Chronic hepatitis C virus (HCV) infection causes liver disease, with those developing end-stage liver disease and hepatocellular carcinoma expected to double over the next decade. Whereas HCV infection can be cured in a proportion of patients, the determinants for treatment response are incompletely described. Characterising the complexity of virus/host interactions is essential for a complete understanding of the mechanisms underlying disease progression and treatment response. The programme combines clinical studies on the natural course of HCV infection with fundamental research that enables examination of the virus using in vitro models. Major elements of the programme are:
Patient Cohorts for Clinical and Fundamental Research – I am principal grant holder for HCV Research UK, a consortium funded by the Medical Research Foundation to recruit 10,000 infected patients from centres across the UK. Funding has established a clinical database and biorepository for research studies into natural infection. We have also created a local cohort, HCV Outcomes, for specific research projects.

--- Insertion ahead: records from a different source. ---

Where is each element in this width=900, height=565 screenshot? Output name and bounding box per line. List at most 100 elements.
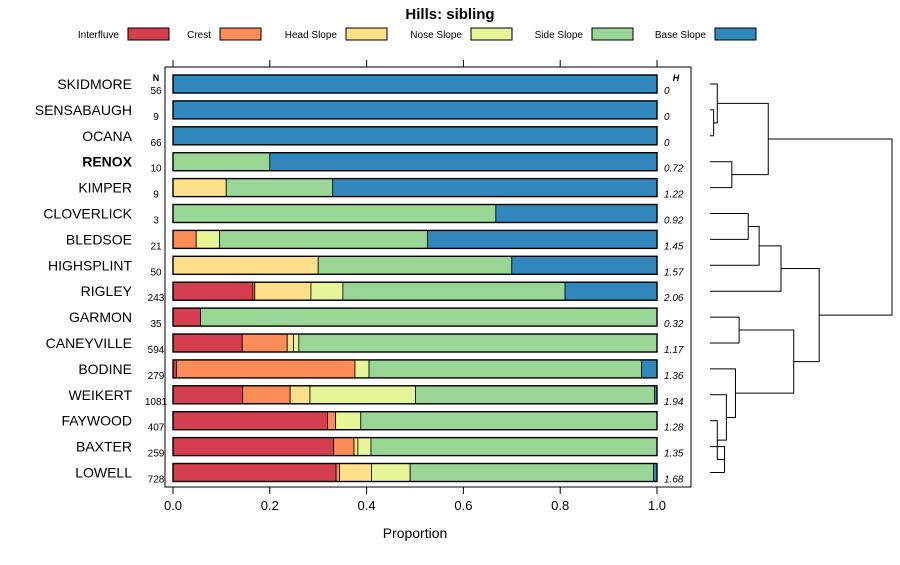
n-value: 9 — [153, 112, 159, 123]
dendrogram-branch — [710, 316, 740, 344]
bar-outline — [172, 126, 658, 146]
row-label: BAXTER — [76, 439, 132, 455]
bar-outline — [172, 151, 658, 172]
n-value: 56 — [150, 86, 162, 97]
dendrogram-branch — [780, 268, 820, 363]
dendrogram-branch — [710, 109, 715, 137]
bar-segment-base-slope — [172, 126, 658, 146]
bar-segment-interfluve — [172, 437, 335, 457]
bar-segment-nose-slope — [335, 411, 362, 431]
bar-segment-nose-slope — [354, 359, 370, 379]
bar-segment-nose-slope — [293, 333, 300, 353]
bar-segment-side-slope — [342, 281, 566, 301]
h-value: 0 — [664, 112, 670, 123]
row-label: SKIDMORE — [57, 76, 132, 92]
dendrogram-branch — [735, 329, 795, 394]
x-axis: 0.0 0.2 0.4 0.6 0.8 1.0 — [164, 60, 666, 513]
bar-segment-base-slope — [172, 100, 658, 120]
bar-segment-interfluve — [172, 385, 244, 405]
x-tick-label: 0.4 — [358, 498, 376, 513]
bar-segment-head-slope — [289, 385, 311, 405]
n-value: 594 — [148, 345, 165, 356]
row-label: CANEYVILLE — [46, 335, 132, 351]
chart-title: Hills: sibling — [405, 6, 494, 23]
bar-segment-base-slope — [269, 152, 658, 172]
legend-label-base-slope: Base Slope — [655, 30, 707, 41]
row-label: KIMPER — [78, 180, 132, 196]
bar-segment-side-slope — [219, 229, 428, 249]
legend-label-head-slope: Head Slope — [285, 30, 338, 41]
bar-rows: SKIDMORE 56 0 SENSABAUGH 9 0 OCANA 66 0 RENOX 10 0.… — [35, 74, 684, 486]
row-label: RENOX — [82, 154, 132, 170]
bar-segment-crest — [172, 229, 197, 249]
bar-segment-head-slope — [172, 255, 319, 275]
legend-label-interfluve: Interfluve — [78, 30, 120, 41]
bar-segment-nose-slope — [310, 281, 344, 301]
bar-outline — [172, 229, 658, 250]
row-lowell: LOWELL 728 1.68 — [75, 462, 684, 486]
bar-outline — [172, 385, 658, 405]
x-tick-label: 0.6 — [454, 498, 472, 513]
h-value: 0 — [664, 86, 670, 97]
h-value: 1.35 — [664, 449, 684, 460]
h-value: 1.57 — [664, 267, 684, 278]
row-caneyville: CANEYVILLE 594 1.17 — [46, 333, 684, 356]
n-value: 259 — [148, 449, 165, 460]
n-value: 50 — [150, 267, 162, 278]
bar-segment-head-slope — [339, 463, 372, 482]
bar-segment-crest — [242, 385, 291, 405]
bar-segment-base-slope — [495, 204, 658, 223]
bar-outline — [172, 203, 658, 224]
dendrogram-branch — [717, 102, 769, 176]
h-value: 2.06 — [663, 293, 684, 304]
bar-segment-crest — [335, 463, 340, 482]
row-faywood: FAYWOOD 407 1.28 — [61, 411, 684, 434]
bar-segment-side-slope — [368, 359, 642, 379]
bar-outline — [172, 281, 658, 301]
bar-segment-side-slope — [225, 178, 334, 198]
row-label: RIGLEY — [81, 283, 133, 299]
bar-outline — [172, 100, 658, 120]
n-column-header: N — [153, 73, 160, 83]
h-value: 0.32 — [664, 319, 684, 330]
bar-outline — [172, 333, 658, 353]
h-value: 1.68 — [664, 475, 684, 486]
x-tick-label: 0.8 — [551, 498, 569, 513]
row-cloverlick: CLOVERLICK 3 0.92 — [43, 203, 684, 227]
x-tick-label: 1.0 — [648, 498, 666, 513]
bar-outline — [172, 307, 658, 327]
legend-swatch-side-slope — [591, 27, 634, 41]
plot-frame — [164, 66, 692, 488]
row-sensabaugh: SENSABAUGH 9 0 — [35, 100, 670, 123]
bar-segment-side-slope — [172, 204, 497, 223]
bar-segment-base-slope — [511, 255, 658, 275]
bar-segment-nose-slope — [357, 437, 372, 457]
x-tick-label: 0.0 — [164, 498, 182, 513]
row-label: GARMON — [69, 309, 132, 325]
row-label: SENSABAUGH — [35, 102, 132, 118]
row-kimper: KIMPER 9 1.22 — [78, 177, 684, 201]
row-label: BODINE — [78, 361, 132, 377]
row-bodine: BODINE 279 1.36 — [78, 359, 684, 382]
legend: Interfluve Crest Head Slope Nose Slope Side … — [78, 27, 757, 41]
bar-segment-head-slope — [286, 333, 294, 353]
bar-segment-side-slope — [360, 411, 658, 431]
row-label: HIGHSPLINT — [48, 257, 132, 273]
row-garmon: GARMON 35 0.32 — [69, 307, 684, 330]
legend-swatch-head-slope — [345, 27, 388, 41]
legend-swatch-crest — [219, 27, 262, 41]
x-axis-label: Proportion — [383, 525, 448, 541]
legend-label-nose-slope: Nose Slope — [410, 30, 462, 41]
bar-outline — [172, 255, 658, 275]
h-value: 0.92 — [664, 216, 684, 227]
n-value: 3 — [153, 216, 159, 227]
h-value: 0.72 — [664, 164, 684, 175]
bar-segment-nose-slope — [309, 385, 416, 405]
legend-swatch-base-slope — [714, 27, 757, 41]
legend-label-crest: Crest — [187, 30, 211, 41]
bar-segment-side-slope — [409, 463, 655, 482]
bar-segment-nose-slope — [371, 463, 411, 482]
dendrogram-branch — [710, 368, 736, 418]
bar-segment-side-slope — [172, 152, 271, 172]
bar-segment-base-slope — [172, 74, 658, 94]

Gene Expression Changes in HCV Genotype 1 and 3 Infection - There are 6 HCV genotypes (gts), two of which, gts1 and 3, are the most prevalent in the UK. The pattern of pathogenesis for these genotypes is not identical and they have different responses to pegylated interferon-alpha and ribavirin. Our transcriptomic and microarray studies have found alterations in gene expression between gt1 and gt3 in liver biopsies and PBMCs. This could identify genetic signatures related to disease progression and treatment response. Samples have also been analysed for markers of senescence since T-cell exhaustion occurs during chronic HCV infection. Such an approach aims to link HCV and enhanced biological ageing in infected patients.

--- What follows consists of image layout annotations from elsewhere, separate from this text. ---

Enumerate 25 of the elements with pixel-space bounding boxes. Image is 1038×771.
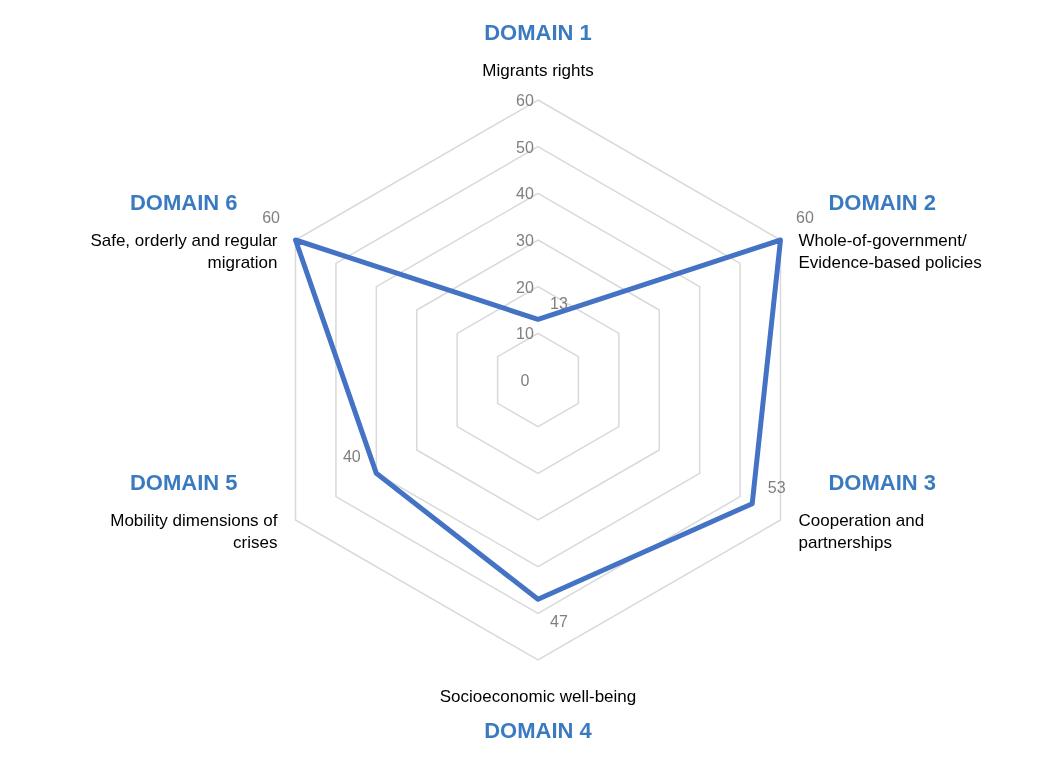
text: DOMAIN 4 xyxy=(484,718,593,743)
spoke-label: Whole-of-government/ Evidence-based policies xyxy=(798,231,982,272)
spoke-label: Safe, orderly and regular migration xyxy=(90,231,278,272)
data-label: 60 xyxy=(262,209,281,226)
data-label: 47 xyxy=(550,613,568,631)
spoke-label: Socioeconomic well-being xyxy=(439,687,637,706)
data-label: 13 xyxy=(550,295,568,313)
text: DOMAIN 6 xyxy=(129,190,238,215)
data-label: 53 xyxy=(767,478,786,496)
y-tick-label: 50 xyxy=(516,138,534,156)
text: DOMAIN 5 xyxy=(129,470,238,495)
spoke-label: Migrants rights xyxy=(482,61,594,80)
y-tick-label: 60 xyxy=(516,92,534,109)
y-tick-label: 30 xyxy=(516,232,534,249)
y-tick-label: 0 xyxy=(520,372,530,389)
data-label: 40 xyxy=(342,448,361,466)
text: DOMAIN 3 xyxy=(828,470,937,495)
y-tick-label: 10 xyxy=(516,325,534,343)
data-label: 60 xyxy=(796,209,814,226)
spoke-label: Cooperation and partnerships xyxy=(798,511,925,552)
y-tick-label: 40 xyxy=(516,185,534,203)
spoke-label: Mobility dimensions of crises xyxy=(110,511,278,552)
y-tick-label: 20 xyxy=(516,278,534,296)
text: DOMAIN 1 xyxy=(484,20,592,45)
text: DOMAIN 2 xyxy=(828,190,937,215)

The Effect of Infection on the T-cell Receptor Repertoire – T-cells are crucial for combating HCV. We are developing the technology to explore the T-cell receptor repertoire by high-throughput sequence methods to analyse T-cell populations that temporally change in different population groups (e.g. chronic vs cleared infection) and that recognise specific HCV antigens. These studies will be important for developing possible T-cell based vaccines.
Development of Systems to Examine HCV Infection - Model systems for studying HCV isolates have been restricted to HCV gts1 and 2 (strain JFH-1). Given the high prevalence of gt3 in the UK, we are creating gt3/gt2 chimeric constructs with the JFH-1 strain. This enables studies on gt3 isolates to examine i) the properties of quasispecies in natural infection, ii) sequences involved in evading intrinsic immune responses and iii) resistance to antiviral therapies.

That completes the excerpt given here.